Wherever they're going with him in this new trilogy, you need to look to Episode VIII to see it.

For now, Luke is what we like to call a MacGuffin: a plot device designed to move the characters through the story. The joke is that it doesn't really matter what a MacGuffin is; the only thing that matters is that the characters want it. Examples include the briefcase in Pulp Fiction, the black bird in The Maltese Falcon, the jewels in your average heist film, the secret plans in a spy caper, and basically every darn thing Indiana Jones ever went after.

(We'll leave it to Alfred Hitchcock, who seriously loved him some MacGuffins, to describe it best.)

And yes, people can be MacGuffins, too. In this case, Luke is fantastically important to the future of the galaxy. The First Order is on the march, they've killed all the Jedi but him, and if they can settle his hash, then they're sitting pretty. Luke, still reeling from losing his nephew to the dark side—and, oh yeah, watching said nephew butcher all of his other apprentices—goes into hiding to contemplate where it all went wrong and keep himself safe until…

Until what exactly?

Again, that's a question for later films, though we're guessing he figures the Force will provide. What's important is that the good guys want to find him just as much as the bad guys do, which prompts a massive hunt for BB-8 (who has the missing map piece showing where he is).

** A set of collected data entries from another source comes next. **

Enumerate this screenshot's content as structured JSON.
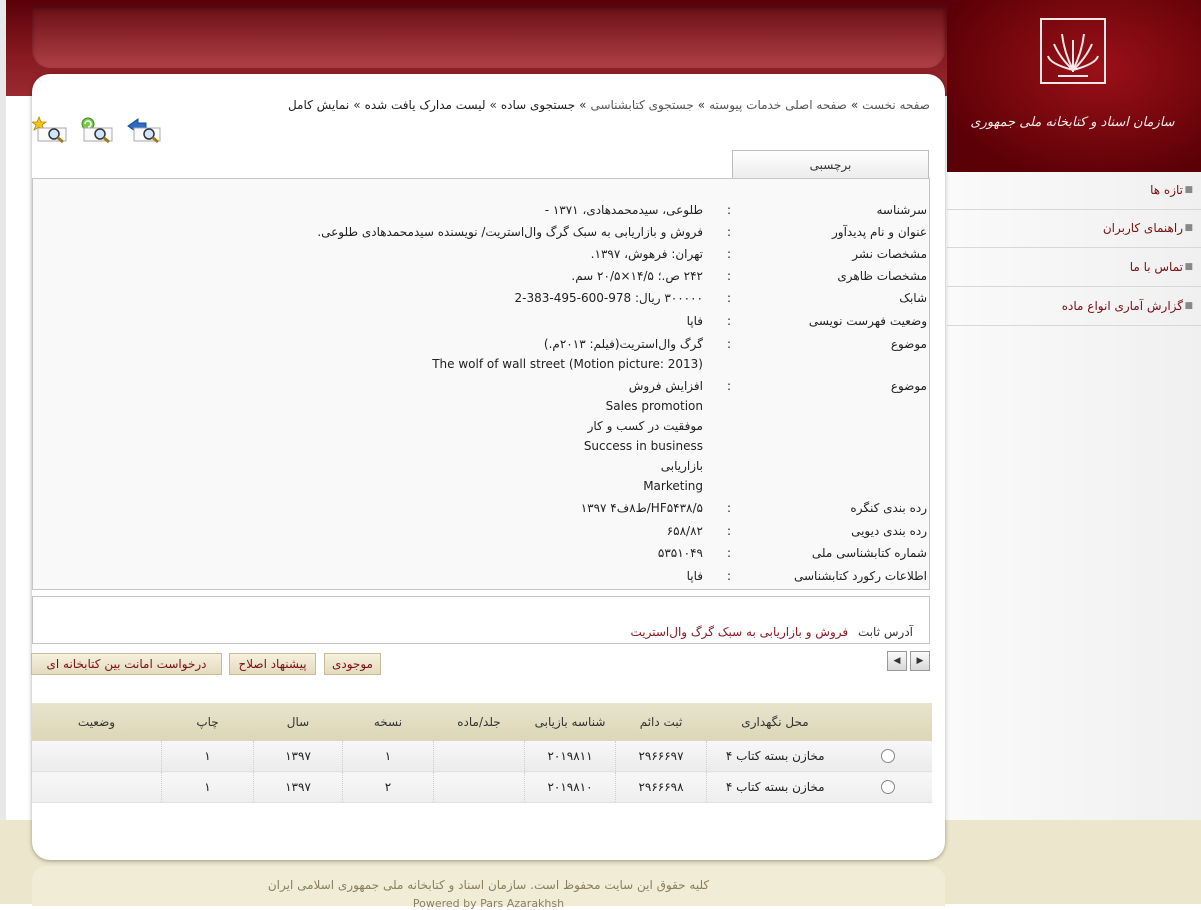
{
  "sidebar": {
    "items": [
      {
        "label": "تازه ها"
      },
      {
        "label": "راهنمای کاربران"
      },
      {
        "label": "تماس با ما"
      },
      {
        "label": "گزارش آماری انواع ماده"
      }
    ]
  },
  "logo": {
    "text": "سازمان اسناد و کتابخانه ملی جمهوری اسلامی ایران"
  },
  "breadcrumb": {
    "items": [
      {
        "label": "صفحه نخست"
      },
      {
        "label": "صفحه اصلی خدمات پیوسته"
      },
      {
        "label": "جستجوی کتابشناسی"
      },
      {
        "label": "جستجوی ساده"
      },
      {
        "label": "لیست مدارک یافت شده"
      },
      {
        "label": "نمایش کامل"
      }
    ]
  },
  "toolbar": {
    "icons": [
      "back-search-icon",
      "refresh-search-icon",
      "new-search-icon"
    ]
  },
  "tab": {
    "label": "برچسبی"
  },
  "record": {
    "sep": ":",
    "fields": [
      {
        "label": "سرشناسه",
        "value": "طلوعی، سیدمحمدهادی، ۱۳۷۱ -"
      },
      {
        "label": "عنوان و نام پدیدآور",
        "value": "فروش و بازاریابی به سبک گرگ وال‌استریت/ نویسنده سیدمحمدهادی طلوعی."
      },
      {
        "label": "مشخصات نشر",
        "value": "تهران: فرهوش، ۱۳۹۷."
      },
      {
        "label": "مشخصات ظاهری",
        "value": "۲۴۲ ص.؛ ۱۴/۵×۲۰/۵ سم."
      },
      {
        "label": "شابک",
        "value": "۳۰۰۰۰۰ ریال: 978-600-495-383-2"
      },
      {
        "label": "وضعیت فهرست نویسی",
        "value": "فاپا"
      },
      {
        "label": "موضوع",
        "values": [
          "گرگ وال‌استریت(فیلم: ۲۰۱۳م.)",
          "The wolf of wall street (Motion picture: 2013)"
        ]
      },
      {
        "label": "موضوع",
        "values": [
          "افزایش فروش",
          "Sales promotion",
          "موفقیت در کسب و کار",
          "Success in business",
          "بازاریابی",
          "Marketing"
        ]
      },
      {
        "label": "رده بندی کنگره",
        "value": "HF۵۴۳۸/۵/ط۸ف۴ ۱۳۹۷"
      },
      {
        "label": "رده بندی دیویی",
        "value": "۶۵۸/۸۲"
      },
      {
        "label": "شماره کتابشناسی ملی",
        "value": "۵۳۵۱۰۴۹"
      },
      {
        "label": "اطلاعات رکورد کتابشناسی",
        "value": "فاپا"
      }
    ]
  },
  "address": {
    "label": "آدرس ثابت",
    "link": "فروش و بازاریابی به سبک گرگ وال‌استریت"
  },
  "actions": {
    "availability": "موجودی",
    "suggest": "پیشنهاد اصلاح",
    "ill": "درخواست امانت بین کتابخانه ای"
  },
  "holdings": {
    "headers": [
      "",
      "محل نگهداری",
      "ثبت دائم",
      "شناسه بازیابی",
      "جلد/ماده",
      "نسخه",
      "سال",
      "چاپ",
      "وضعیت"
    ],
    "rows": [
      [
        "",
        "مخازن بسته کتاب ۴",
        "۲۹۶۶۶۹۷",
        "۲۰۱۹۸۱۱",
        "",
        "۱",
        "۱۳۹۷",
        "۱",
        ""
      ],
      [
        "",
        "مخازن بسته کتاب ۴",
        "۲۹۶۶۶۹۸",
        "۲۰۱۹۸۱۰",
        "",
        "۲",
        "۱۳۹۷",
        "۱",
        ""
      ]
    ]
  },
  "footer": {
    "copyright": "کلیه حقوق این سایت محفوظ است. سازمان اسناد و کتابخانه ملی جمهوری اسلامی ایران",
    "powered": "Powered by Pars Azarakhsh"
  },
  "colors": {
    "brand": "#8a1a22",
    "accent": "#ece6cd"
  }
}
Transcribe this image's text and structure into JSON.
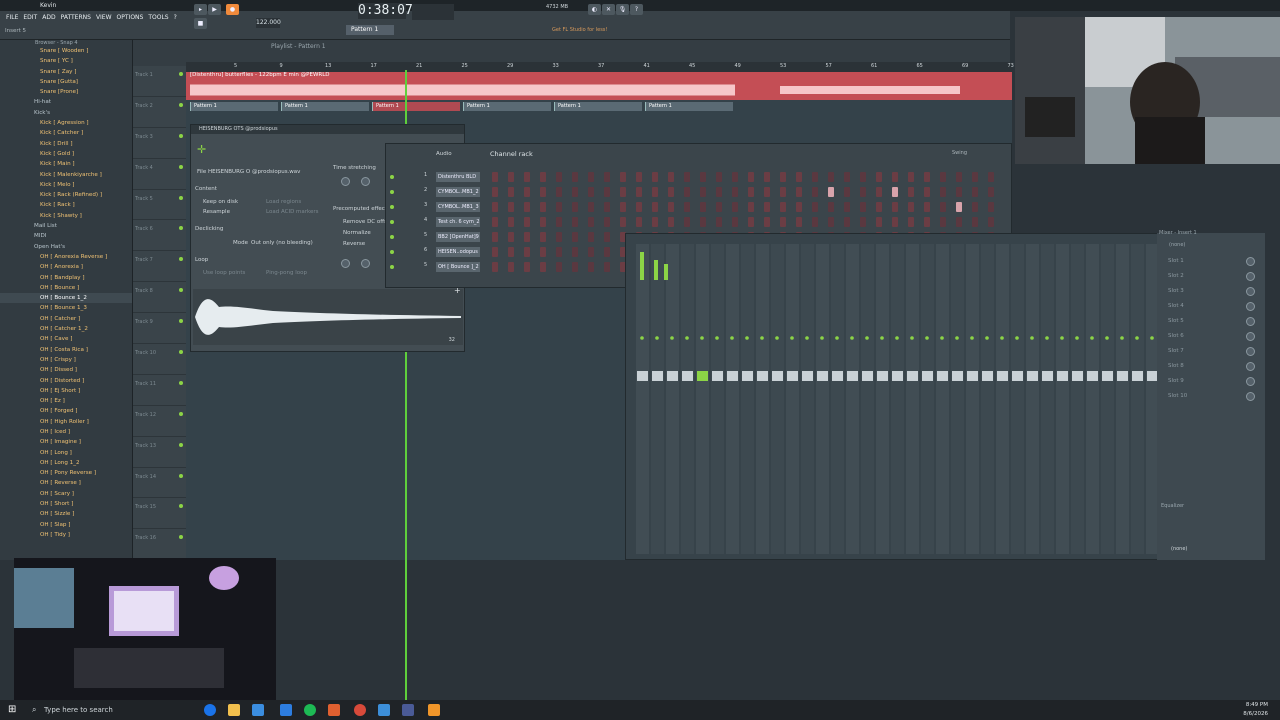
{
  "window": {
    "title": "Kevin"
  },
  "menu": [
    "FILE",
    "EDIT",
    "ADD",
    "PATTERNS",
    "VIEW",
    "OPTIONS",
    "TOOLS",
    "?"
  ],
  "toolbar": {
    "time": "0:38:07",
    "tempo": "122.000",
    "pattern": "Pattern 1",
    "hint_label": "Insert 5",
    "promo": "Get FL Studio for less!",
    "memory": "4732 MB"
  },
  "browser": {
    "header": "Browser - Snap 4",
    "items": [
      {
        "label": "Snare [ Wooden ]",
        "kind": "file"
      },
      {
        "label": "Snare [ YC ]",
        "kind": "file"
      },
      {
        "label": "Snare [ Zay ]",
        "kind": "file"
      },
      {
        "label": "Snare [Gutta]",
        "kind": "file"
      },
      {
        "label": "Snare [Prone]",
        "kind": "file"
      },
      {
        "label": "Hi-hat",
        "kind": "folder"
      },
      {
        "label": "Kick's",
        "kind": "folder"
      },
      {
        "label": "Kick [ Agression ]",
        "kind": "file"
      },
      {
        "label": "Kick [ Catcher ]",
        "kind": "file"
      },
      {
        "label": "Kick [ Drill ]",
        "kind": "file"
      },
      {
        "label": "Kick [ Gold ]",
        "kind": "file"
      },
      {
        "label": "Kick [ Main ]",
        "kind": "file"
      },
      {
        "label": "Kick [ Malenkiyarche ]",
        "kind": "file"
      },
      {
        "label": "Kick [ Melo ]",
        "kind": "file"
      },
      {
        "label": "Kick [ Rack (Refined) ]",
        "kind": "file"
      },
      {
        "label": "Kick [ Rack ]",
        "kind": "file"
      },
      {
        "label": "Kick [ Shawty ]",
        "kind": "file"
      },
      {
        "label": "Mail List",
        "kind": "folder"
      },
      {
        "label": "MIDI",
        "kind": "folder"
      },
      {
        "label": "Open Hat's",
        "kind": "folder"
      },
      {
        "label": "OH [ Anorexia Reverse ]",
        "kind": "file"
      },
      {
        "label": "OH [ Anorexia ]",
        "kind": "file"
      },
      {
        "label": "OH [ Bandplay ]",
        "kind": "file"
      },
      {
        "label": "OH [ Bounce ]",
        "kind": "file"
      },
      {
        "label": "OH [ Bounce 1_2",
        "kind": "selected"
      },
      {
        "label": "OH [ Bounce 1_3",
        "kind": "file"
      },
      {
        "label": "OH [ Catcher ]",
        "kind": "file"
      },
      {
        "label": "OH [ Catcher 1_2",
        "kind": "file"
      },
      {
        "label": "OH [ Cave ]",
        "kind": "file"
      },
      {
        "label": "OH [ Costa Rica ]",
        "kind": "file"
      },
      {
        "label": "OH [ Crispy ]",
        "kind": "file"
      },
      {
        "label": "OH [ Dissed ]",
        "kind": "file"
      },
      {
        "label": "OH [ Distorted ]",
        "kind": "file"
      },
      {
        "label": "OH [ Ej Short ]",
        "kind": "file"
      },
      {
        "label": "OH [ Ez ]",
        "kind": "file"
      },
      {
        "label": "OH [ Forged ]",
        "kind": "file"
      },
      {
        "label": "OH [ High Roller ]",
        "kind": "file"
      },
      {
        "label": "OH [ Iced ]",
        "kind": "file"
      },
      {
        "label": "OH [ Imagine ]",
        "kind": "file"
      },
      {
        "label": "OH [ Long ]",
        "kind": "file"
      },
      {
        "label": "OH [ Long 1_2",
        "kind": "file"
      },
      {
        "label": "OH [ Pony Reverse ]",
        "kind": "file"
      },
      {
        "label": "OH [ Reverse ]",
        "kind": "file"
      },
      {
        "label": "OH [ Scary ]",
        "kind": "file"
      },
      {
        "label": "OH [ Short ]",
        "kind": "file"
      },
      {
        "label": "OH [ Sizzle ]",
        "kind": "file"
      },
      {
        "label": "OH [ Slap ]",
        "kind": "file"
      },
      {
        "label": "OH [ Tidy ]",
        "kind": "file"
      }
    ]
  },
  "playlist": {
    "title": "Playlist - Pattern 1",
    "tracks": [
      "Track 1",
      "Track 2",
      "Track 3",
      "Track 4",
      "Track 5",
      "Track 6",
      "Track 7",
      "Track 8",
      "Track 9",
      "Track 10",
      "Track 11",
      "Track 12",
      "Track 13",
      "Track 14",
      "Track 15",
      "Track 16"
    ],
    "ruler": [
      "5",
      "9",
      "13",
      "17",
      "21",
      "25",
      "29",
      "33",
      "37",
      "41",
      "45",
      "49",
      "53",
      "57",
      "61",
      "65",
      "69",
      "73"
    ],
    "audio_clip": "[Distenthru] butterflies - 122bpm E min @PEWRLD",
    "pattern_clips": [
      "Pattern 1",
      "Pattern 1",
      "Pattern 1",
      "Pattern 1",
      "Pattern 1",
      "Pattern 1"
    ]
  },
  "sampler": {
    "title": "HEISENBURG OTS @prodsiopus",
    "file": "File HEISENBURG O @prodsiopus.wav",
    "content": "Content",
    "keep_on_disk": "Keep on disk",
    "resample": "Resample",
    "load_regions": "Load regions",
    "load_acid": "Load ACID markers",
    "time_stretching": "Time stretching",
    "precomputed": "Precomputed effects",
    "remove_dc": "Remove DC offset",
    "normalize": "Normalize",
    "reverse": "Reverse",
    "declicking": "Declicking",
    "mode_label": "Mode",
    "mode_value": "Out only (no bleeding)",
    "loop": "Loop",
    "use_loop": "Use loop points",
    "ping_pong": "Ping-pong loop",
    "length": "32"
  },
  "channel_rack": {
    "title": "Channel rack",
    "filter": "Audio",
    "swing_label": "Swing",
    "add_button": "+",
    "channels": [
      {
        "num": "1",
        "name": "Distenthru BLD"
      },
      {
        "num": "2",
        "name": "CYMBOL..MB1_2"
      },
      {
        "num": "3",
        "name": "CYMBOL..MB1_3"
      },
      {
        "num": "4",
        "name": "Test ch. 6 cym_2"
      },
      {
        "num": "5",
        "name": "BB2 [OpenHat]9"
      },
      {
        "num": "6",
        "name": "HEISEN..odopus"
      },
      {
        "num": "5",
        "name": "OH [ Bounce ]_2"
      }
    ],
    "steps_on": {
      "1": [],
      "2": [
        21,
        25
      ],
      "3": [
        29
      ],
      "4": [],
      "5": [],
      "6": [
        14
      ],
      "7": [
        14
      ]
    },
    "step_count": 32
  },
  "mixer": {
    "title": "Mixer - Insert 1",
    "preset": "(none)",
    "slots": [
      "Slot 1",
      "Slot 2",
      "Slot 3",
      "Slot 4",
      "Slot 5",
      "Slot 6",
      "Slot 7",
      "Slot 8",
      "Slot 9",
      "Slot 10"
    ],
    "equalizer": "Equalizer",
    "none": "(none)"
  },
  "taskbar": {
    "search": "Type here to search",
    "time": "8:49 PM",
    "date": "8/6/2026"
  },
  "colors": {
    "accent": "#8cd446",
    "clip": "#c44e55",
    "step_on": "#d8a3ab",
    "step_off": "#6b3d44"
  }
}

And yet, at the same time, Luke is more than just a means of moving the story forward. As we talk about in the "What's Up With the Ending" section, it's possible to pack a whole lot of character into one little scene. All Luke has to do is turn around and show us that haggard, grief-stricken face to let us know that he's felt every agonizing thing he's seen.

MacGuffin he may be, but prick this one and he most definitely bleeds.